1. Tech backlash: Even some capitalists fear that Silicon Valley today resembles a playground basketball game: The players are refereeing themselves.
Bill Smead, a Seattle money manager, knows firsthand that things can get out of hand during neighborhood basketball games. And he thinks it’s time to crack down on Big Tech.
“We’re dealing with a game of far too much importance to have the rules officiated by the players,” Smead, the CEO of Smead Capital Management, told CNN Business.
“We are letting them call the fouls,” Smead said, “and in the process it’s ruining the competitive landscape that is so necessary in this democratic capitalist system.”Although that kind of critique of Silicon Valley is hard to find on Wall Street, it’s becoming commonplace on the political left. In fact, some Democrats are running on it.

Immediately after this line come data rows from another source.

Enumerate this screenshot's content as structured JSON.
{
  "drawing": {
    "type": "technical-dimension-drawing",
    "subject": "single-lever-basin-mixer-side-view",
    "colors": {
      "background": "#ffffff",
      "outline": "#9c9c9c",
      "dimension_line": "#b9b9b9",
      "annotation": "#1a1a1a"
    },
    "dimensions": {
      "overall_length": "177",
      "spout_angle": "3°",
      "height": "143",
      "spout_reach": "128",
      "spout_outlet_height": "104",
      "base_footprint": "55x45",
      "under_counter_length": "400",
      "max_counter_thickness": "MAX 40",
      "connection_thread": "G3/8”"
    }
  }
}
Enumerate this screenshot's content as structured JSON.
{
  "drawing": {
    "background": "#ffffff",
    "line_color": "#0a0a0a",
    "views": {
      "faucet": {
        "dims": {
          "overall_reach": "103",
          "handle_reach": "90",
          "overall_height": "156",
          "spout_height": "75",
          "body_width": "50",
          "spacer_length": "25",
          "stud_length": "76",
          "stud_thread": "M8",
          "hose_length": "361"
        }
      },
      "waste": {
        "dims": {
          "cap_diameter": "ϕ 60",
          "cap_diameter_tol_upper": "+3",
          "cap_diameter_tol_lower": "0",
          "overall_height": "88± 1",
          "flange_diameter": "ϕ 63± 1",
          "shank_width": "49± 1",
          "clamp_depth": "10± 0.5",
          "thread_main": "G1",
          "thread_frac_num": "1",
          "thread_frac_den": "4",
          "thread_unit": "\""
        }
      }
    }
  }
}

Senator Elizabeth Warren unveiled a plan earlier this month to break up tech giants like Amazon (AMZN), Google and Facebook (FB) that haul in $25 billion or more in revenue. The presidential candidate’s plan would also aim to unwind landmark tech acquisitions, including Amazon’s purchase of Whole Foods, Google’s takeover of DoubleClick and Facebook’s savvy deals for Instagram and WhatsApp
“Today’s big tech companies have too much power — too much power over our economy, our society, and our democracy,” Warren wrote in a Medium post. “They’ve bulldozed competition, used our private information for profit, and tilted the playing field against everyone else.”Those words were met with eyerolls from some on Wall Street. But not Smead, who explained his position in a letter to clients (after first warning them to grab a “sturdy chair” to sit down on). The money manager supports rewriting the antitrust laws and then either breaking up or regulating Big Tech companies. He broadly supports Warren’s plan.
“I love competition,” Smead said. “But there are some things that are more important than just competing. And that is the survival of this wonderful system that has succeeded so well.”
Smead specifically called out Amazon, Google and Facebook as the prime suspects. He said the problem is that while supply and demand is normally balanced by price, far too often that doesn’t happen in today’s tech world.
“They have taken price out of social media, search and delivery. How can supply and demand work when there is no price?” Smead said. “It’s impossible.”